Patrick, who received the Survivor of Homicide Victims Advocate of the Year Award with Mayor Thomas Menino, addressed about 70 people at the foot of the Grand Staircase in the Massachusetts State House to kick-start the month, which runs from Nov. 20 to Dec. 20.
Boston communities affected by violence must come together to work on prevention for the future, Patrick said.
City and state leaders spoke in support of violence prevention, sponsored by the Louis D. Brown Peace Institute.

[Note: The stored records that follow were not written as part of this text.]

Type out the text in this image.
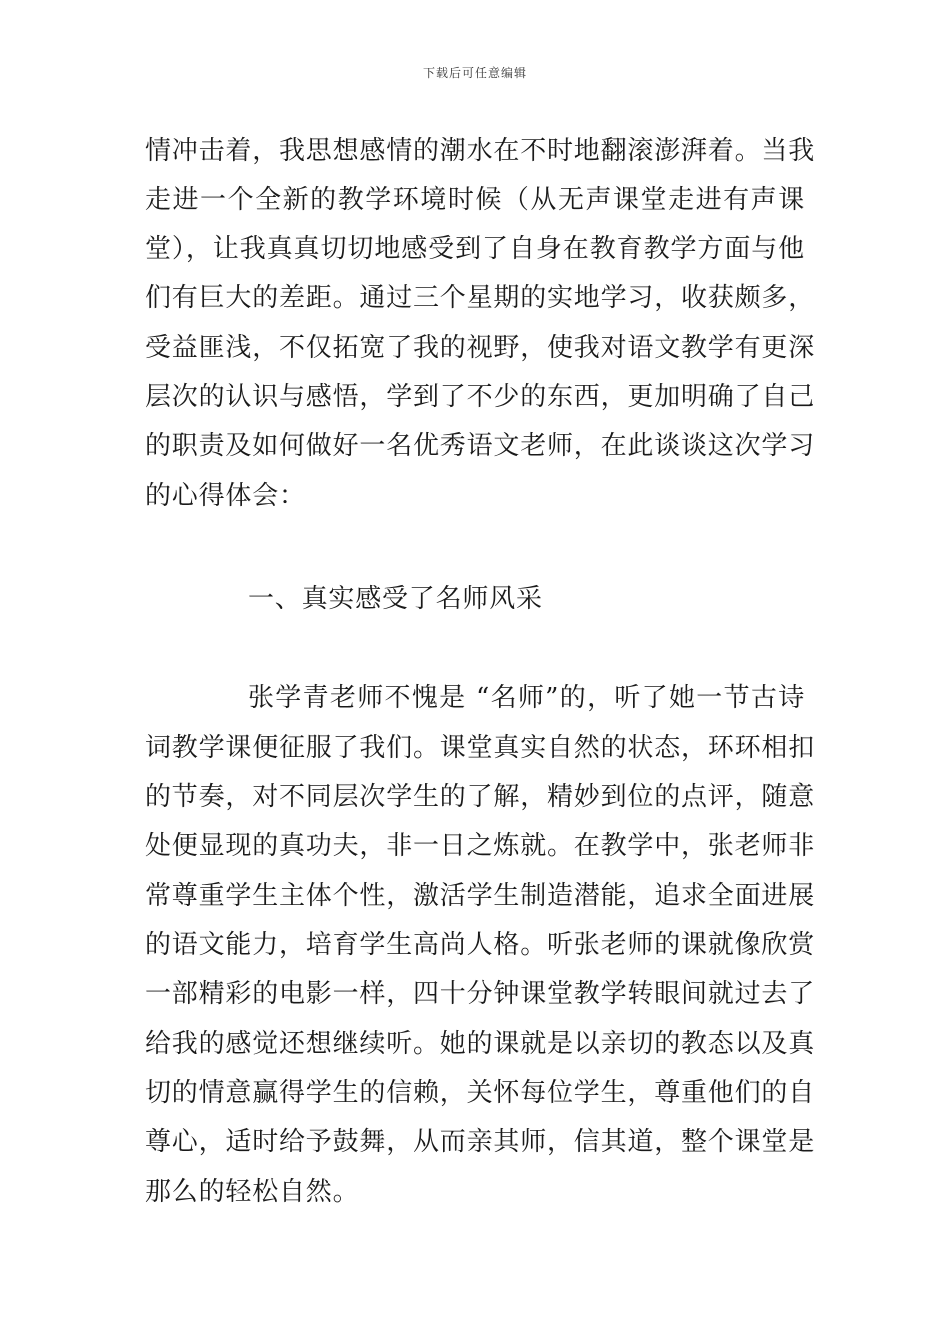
下载后可任意编辑
情冲击着，我思想感情的潮水在不时地翻滚澎湃着。当我
走进一个全新的教学环境时候（从无声课堂走进有声课
堂），让我真真切切地感受到了自身在教育教学方面与他
们有巨大的差距。通过三个星期的实地学习，收获颇多，
受益匪浅，不仅拓宽了我的视野，使我对语文教学有更深
层次的认识与感悟，学到了不少的东西，更加明确了自己
的职责及如何做好一名优秀语文老师，在此谈谈这次学习
的心得体会：
一、真实感受了名师风采
张学青老师不愧是 “名师”的，听了她一节古诗
词教学课便征服了我们。课堂真实自然的状态，环环相扣
的节奏，对不同层次学生的了解，精妙到位的点评，随意
处便显现的真功夫，非一日之炼就。在教学中，张老师非
常尊重学生主体个性，激活学生制造潜能，追求全面进展
的语文能力，培育学生高尚人格。听张老师的课就像欣赏
一部精彩的电影一样，四十分钟课堂教学转眼间就过去了
给我的感觉还想继续听。她的课就是以亲切的教态以及真
切的情意赢得学生的信赖，关怀每位学生，尊重他们的自
尊心，适时给予鼓舞，从而亲其师，信其道，整个课堂是
那么的轻松自然。
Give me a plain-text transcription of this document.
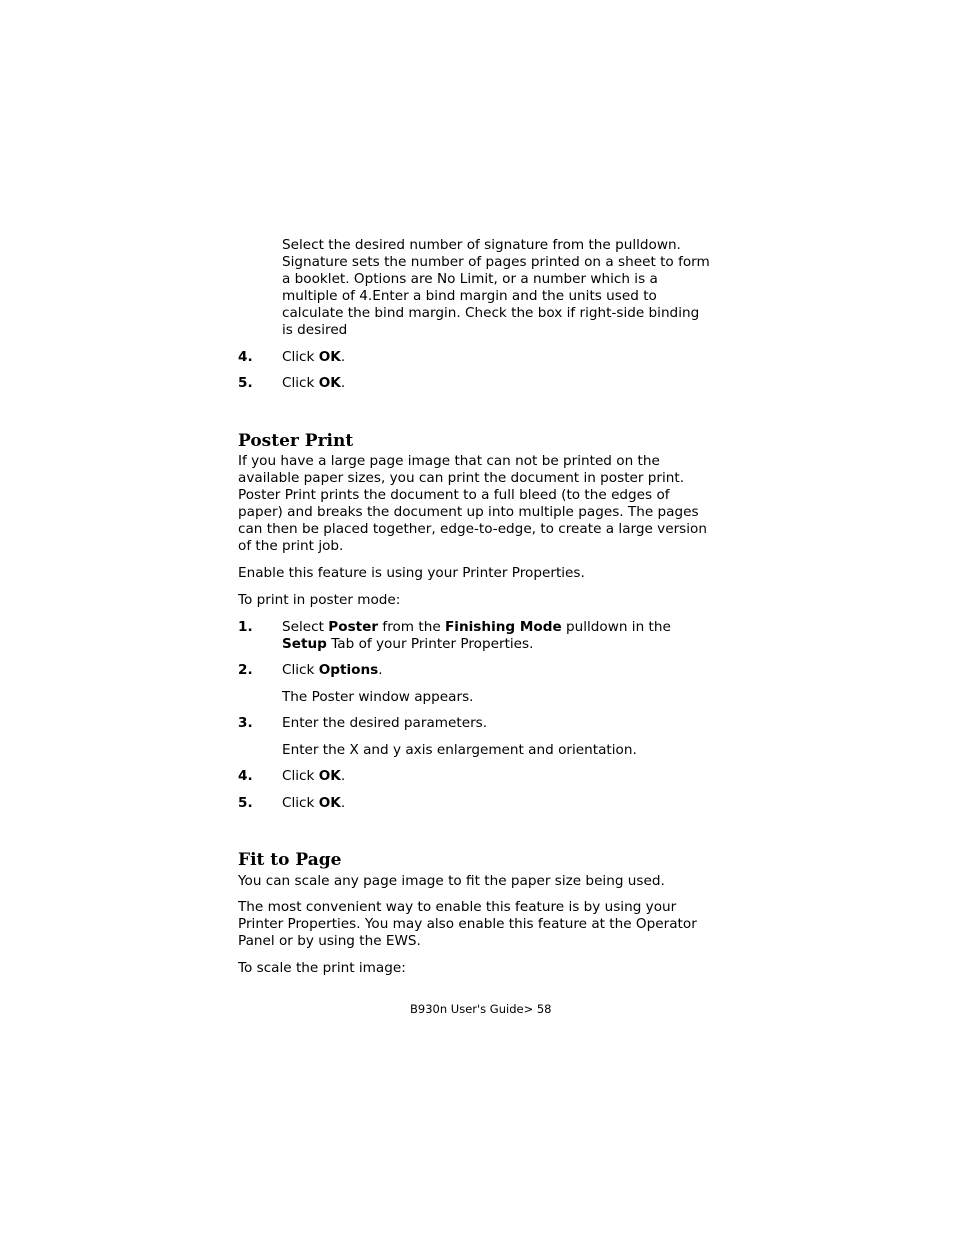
Select the desired number of signature from the pulldown.
Signature sets the number of pages printed on a sheet to form
a booklet. Options are No Limit, or a number which is a
multiple of 4.Enter a bind margin and the units used to
calculate the bind margin. Check the box if right-side binding
is desired

4. Click OK.

5. Click OK.

Poster Print
If you have a large page image that can not be printed on the
available paper sizes, you can print the document in poster print.
Poster Print prints the document to a full bleed (to the edges of
paper) and breaks the document up into multiple pages. The pages
can then be placed together, edge-to-edge, to create a large version
of the print job.

Enable this feature is using your Printer Properties.

To print in poster mode:

1. Select Poster from the Finishing Mode pulldown in the
Setup Tab of your Printer Properties.

2. Click Options.

The Poster window appears.

3. Enter the desired parameters.

Enter the X and y axis enlargement and orientation.

4. Click OK.

5. Click OK.

Fit to Page

You can scale any page image to fit the paper size being used.

The most convenient way to enable this feature is by using your
Printer Properties. You may also enable this feature at the Operator
Panel or by using the EWS.

To scale the print image:

B930n User's Guide> 58
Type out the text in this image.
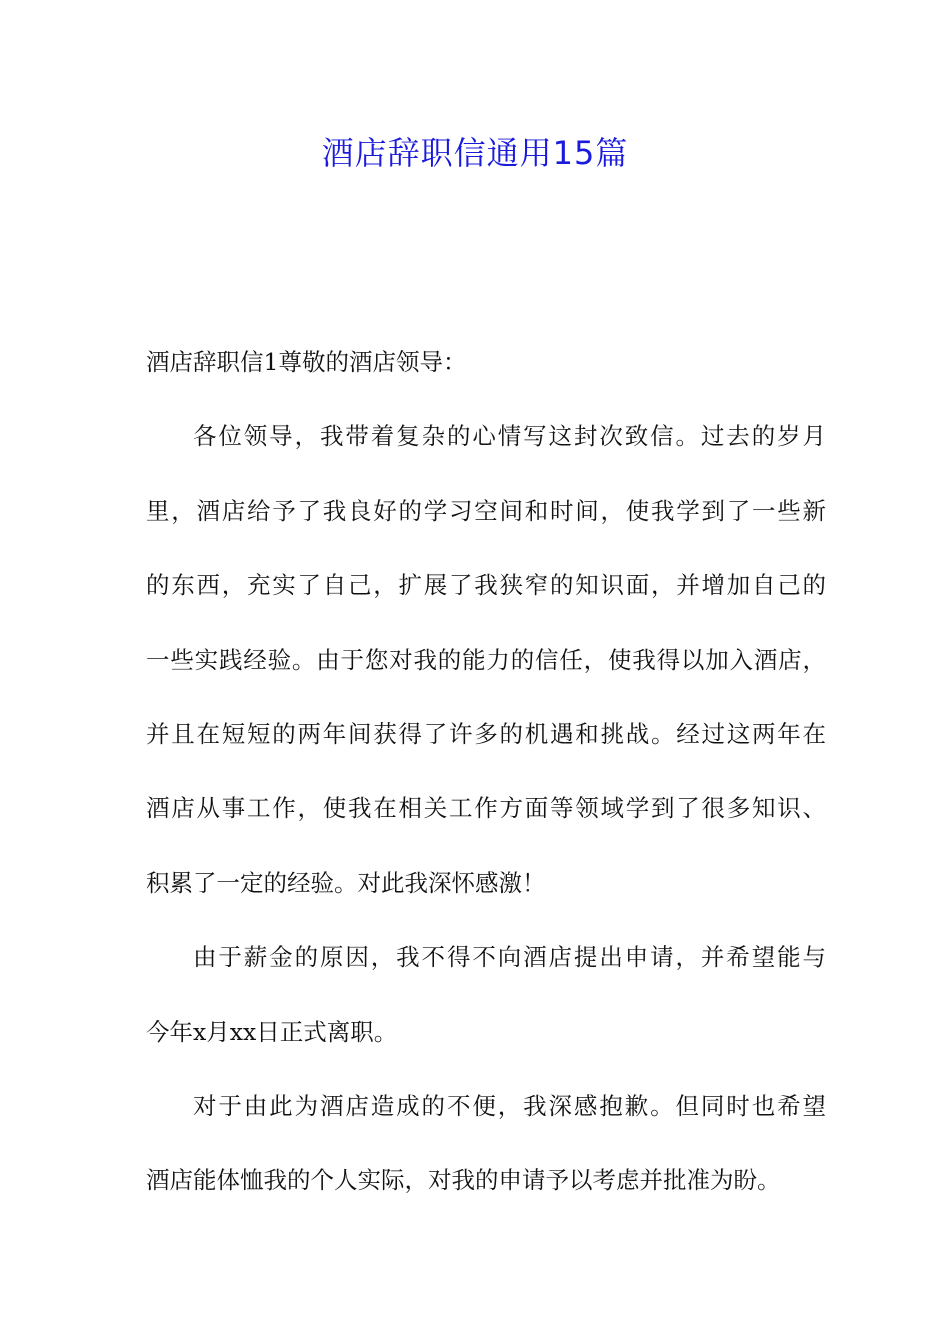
酒店辞职信通用15篇
酒店辞职信1尊敬的酒店领导：
各位领导，我带着复杂的心情写这封次致信。过去的岁月
里，酒店给予了我良好的学习空间和时间，使我学到了一些新
的东西，充实了自己，扩展了我狭窄的知识面，并增加自己的
一些实践经验。由于您对我的能力的信任，使我得以加入酒店，
并且在短短的两年间获得了许多的机遇和挑战。经过这两年在
酒店从事工作，使我在相关工作方面等领域学到了很多知识、
积累了一定的经验。对此我深怀感激！
由于薪金的原因，我不得不向酒店提出申请，并希望能与
今年x月xx日正式离职。
对于由此为酒店造成的不便，我深感抱歉。但同时也希望
酒店能体恤我的个人实际，对我的申请予以考虑并批准为盼。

Brown was a 15-year-old who was murdered in Dorchester in 1993.
The survivors of homicide victims are the strongest people in the Commonwealth, Patrick said.
While addressing community involvement, Patrick said it takes more than the “sloganeering” that is going on about public safety.
“Coming together is not enough in time of loss alone,” he said. “It also means coming together to work on prevention and healing.”
Boston City Councilor At-Large Ayanna Pressley followed with a speech on the importance of engaging victims and survivors as stakeholders to violence prevention.
Pressley said that it is a “moral imperative to make sure that people feel safe.”
Attendees such as Sharell “BayHolla” Jacobs, whose niece was shot and killed in Roxbury earlier this year said that becoming involved with more community activities and meeting with other survivors helped her get rid of the hatred she felt after losing her niece.
The experience, she said, was very tragic because it was the first time her family had lost anyone to violence.
As part of the program’s survivor tribute, Jacobs, who is also a spoken-word artist, recited an original poem to the crowd called “One Voice,” which addressed each of the LBD Peace Institute’s seven principles.
“Survivors really don’t get a chance to be heard,” Jacobs said in an interview. “And by me having a voice and being an artist here, as well as being a survivor . . . I thought there [were] things that needed to be said.”
Jacobs said it is important to rehabilitate criminals to limit violence.
“Don’t just put them on probation and send them out,” she said. “Get them resources and tools and essentials so that they can recognize the negative in themselves and change that into a positive.”
Survivor and speaker Milton Jones said in an interview that he must “embrace forgiveness” in order to truly heal.
“The capacity to love carries with it the ability to forgive,” Jones said.
Clementia Chery, Brown’s mother, said during an interview that hosting the Survivors of Homicide Victims Awareness Month kick-off at the State House was an honor.
“The experience was beyond my expectations,” Chery said. “We did it. To have the governor, to have the attorney general, to have the elected officials . . . it’s bridging that connection [with the citizens].”